Now You can Sell your Vote!

Funny story written by Auntie Matter

Wednesday, 24 December 2014

image for Now You can Sell your Vote!
Giving or Selling?

WASHINGTON. VOTES FOR SALE by order of Congress. Yes folks, it's finally here, on the back of the 1997 North Carolina ground breaking voluntary sterilization for women called "Project Prevention" that invited young women to have themselves sterilized for a modest reward of $300 tax free, your precious vote has finally joined the commodities market.

Yesterday, American Fuhrer Barack Obama passed a bill, with no resistance from Congress, that enables voters to sell their vote.

CONNED DAILY sent a reporter to the White House to ask more about it. The media so far has scarcely mentioned it. CNN slid it into the airwaves as a joking aside at the end of its late hour broadcast last night. It is however, a very serious matter indeed.

Explained Presidential spokesman Tod Schlange; "Democracy has progressed to the point where we see political parties as companies, more or less, with voters as share holders. Each vote is a share in the company. Therefore, in a capitalist world, which we all enjoy, we feel people should be able to buy and sell their share... or accumulate them as well, as they see fit. Our president has lifted the illegality of selling votes in what is undoubtedly a major progressive move for democracy."

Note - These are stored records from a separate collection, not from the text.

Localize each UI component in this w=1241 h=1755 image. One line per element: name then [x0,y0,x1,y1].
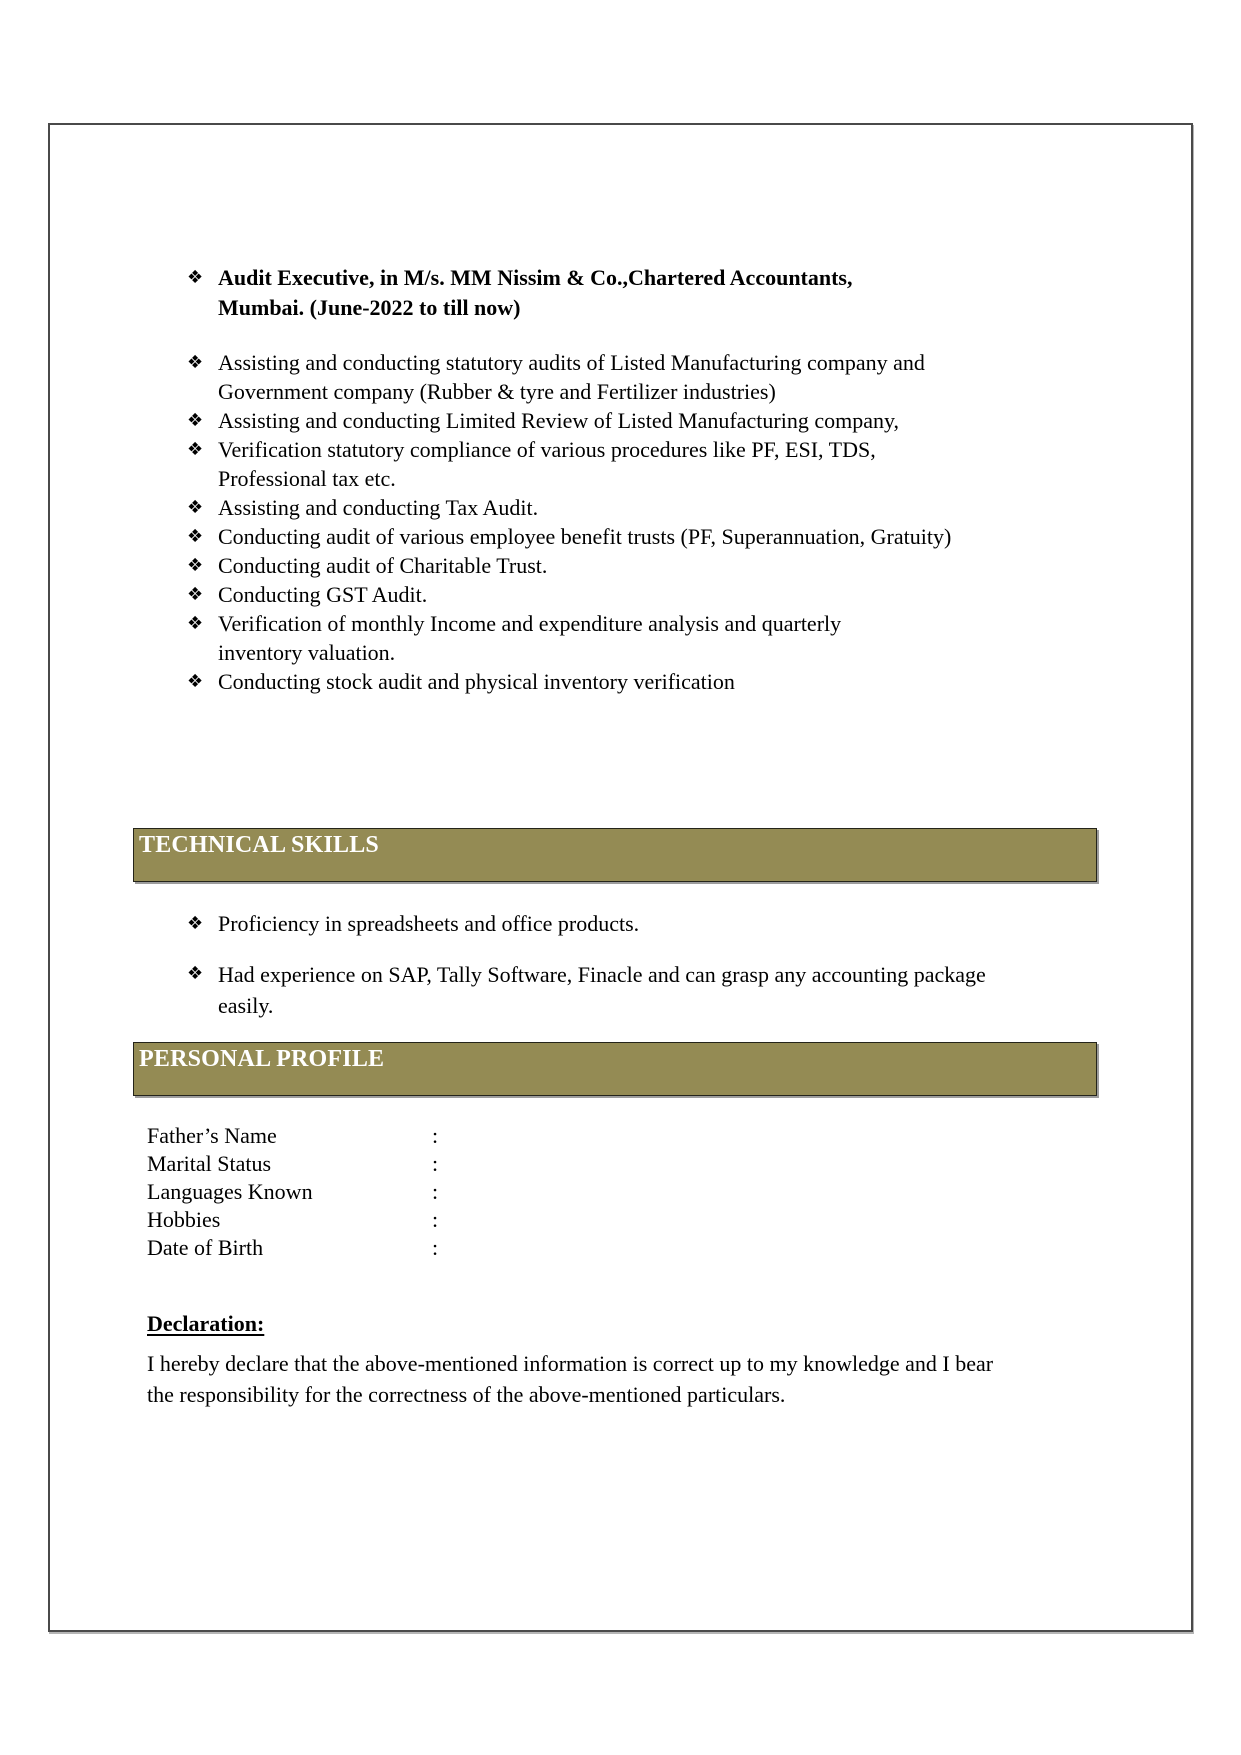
list-item [187,348,1147,406]
field-separator: : [432,1151,439,1176]
diamond-bullet-icon: ❖ [187,963,204,984]
list-item [187,406,1147,435]
list-item-line: Assisting and conducting statutory audits of Listed Manufacturing company and [218,350,925,375]
list-item [187,959,1087,1021]
list-item-line: Conducting stock audit and physical inventory verification [218,669,735,694]
experience-heading-text [218,263,1127,323]
list-item [187,522,1147,551]
field-separator: : [432,1235,439,1260]
list-item-line: Assisting and conducting Tax Audit. [218,495,539,520]
experience-list [187,348,1147,696]
personal-profile-fields [147,1122,452,1262]
field-separator: : [432,1179,439,1204]
diamond-bullet-icon: ❖ [187,671,204,692]
list-item-line: Had experience on SAP, Tally Software, Finacle and can grasp any accounting package [218,962,986,987]
declaration-line: I hereby declare that the above-mentioned information is correct up to my knowledge and I bear [147,1351,994,1376]
diamond-bullet-icon: ❖ [187,410,204,431]
diamond-bullet-icon: ❖ [187,913,204,934]
diamond-bullet-icon: ❖ [187,267,204,288]
list-item-line: Conducting audit of Charitable Trust. [218,553,548,578]
list-item-line: Assisting and conducting Limited Review of Listed Manufacturing company, [218,408,900,433]
diamond-bullet-icon: ❖ [187,497,204,518]
declaration-line: the responsibility for the correctness of the above-mentioned particulars. [147,1382,786,1407]
list-item-line: Conducting GST Audit. [218,582,428,607]
experience-heading [187,263,1127,323]
field-separator: : [432,1123,439,1148]
field-label: Marital Status [147,1151,272,1176]
field-label: Languages Known [147,1179,313,1204]
section-header-personal-profile [133,1042,1097,1096]
list-item-line: Proficiency in spreadsheets and office products. [218,911,640,936]
list-item-line: Verification of monthly Income and expenditure analysis and quarterly [218,611,842,636]
profile-field-row [147,1234,452,1262]
diamond-bullet-icon: ❖ [187,352,204,373]
section-header-label: TECHNICAL SKILLS [139,832,379,858]
diamond-bullet-icon: ❖ [187,526,204,547]
section-header-technical-skills [133,828,1097,882]
diamond-bullet-icon: ❖ [187,613,204,634]
list-item [187,551,1147,580]
declaration-heading: Declaration: [147,1311,265,1336]
list-item-line: easily. [218,993,274,1018]
list-item-line: Verification statutory compliance of various procedures like PF, ESI, TDS, [218,437,876,462]
list-item-line: Professional tax etc. [218,466,396,491]
field-separator: : [432,1207,439,1232]
field-label: Hobbies [147,1207,221,1232]
profile-field-row [147,1122,452,1150]
experience-heading-line: Audit Executive, in M/s. MM Nissim & Co.,Chartered Accountants, [218,265,853,290]
profile-field-row [147,1150,452,1178]
profile-field-row [147,1206,452,1234]
profile-field-row [147,1178,452,1206]
list-item-line: Government company (Rubber & tyre and Fertilizer industries) [218,379,776,404]
field-label: Date of Birth [147,1235,264,1260]
document-page [48,123,1193,1632]
list-item [187,493,1147,522]
diamond-bullet-icon: ❖ [187,584,204,605]
list-item [187,609,1147,667]
section-header-label: PERSONAL PROFILE [139,1046,385,1072]
list-item [187,667,1147,696]
field-label: Father’s Name [147,1123,277,1148]
declaration-text [147,1348,1102,1410]
list-item-line: Conducting audit of various employee benefit trusts (PF, Superannuation, Gratuity) [218,524,952,549]
list-item-line: inventory valuation. [218,640,396,665]
experience-heading-line: Mumbai. (June-2022 to till now) [218,295,521,320]
technical-skills-list [187,909,1087,1021]
diamond-bullet-icon: ❖ [187,555,204,576]
list-item [187,580,1147,609]
list-item [187,435,1147,493]
diamond-bullet-icon: ❖ [187,439,204,460]
list-item [187,909,1087,939]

"Well, surely that leaves democracy redundant because whichever party offers most money for votes must win. The richest political party must invariably win."

"Not necessarily. It is still the voter's choice to whom he or she will sell. Or if they choose to sell at all. They now have more options. And that's what freedom is all about, baby."

"Well,... er... money by itself will be a pass to political power."

"What else is new?"

"That doesn't seem fair."

"Pardon my laughing...", said Schlange. But... what has "fair" got to do with it? That is how America works... and most other democratic countries."

"But in our constitution... and I wish you could tell me what is so amusing Mr. Schlange... it states any citizen can stand for general election."

"Sure it does. And is not the rich dude "any citizen"? Name me one president who made it to the White House because of his dental work alone? It takes big bucks to run for office. Bigger bucks to stay there. Do you see any road-sweeps being selected as party candidates for the House of Representatives? Come on, dude, smell the coffee! The President has simply called a spade a spade and floated the vote as a commodity, a company share, like any other. Bravo! to him, I say."

Vote value, it seems, will be unilateral and determined by the Federal Reserve Bank much as the gold standard is fixed in London. This will establish a minimum rate per vote. Dealers however, can offer what they like in exchange for your vote. Parties would then have to bargain with the dealers just like they do in any other commodity market. They would, of course, field their own dealers.

The only stipulation is that any non-party appointed dealer MUST sell or exchange his shares during the election and attempting to withhold them in order to sway the balance of power will be deemed a criminal offence. He must also transfer his votes en bloc to only one party. All dealers will have to seek a governmental license in order to operate.

"Democracy has been waiting for this a long time," ended Schlange.

U.S. critics... and precious few of them there are, reckon it is just the final nail in the coffin of what was once thought of as 'democracy'... and a giant step towards the establishment of the New World Order.

What does it really mean? Basically, the poor will be led in a media war to put into power people they don't want and don't need. Music to the ears of Republicans everywhere. And this they will do willingly... for a few measly bucks. But, "what else is new?" as Schlange would say.

The funny story above is a satire or parody. It is entirely fictitious.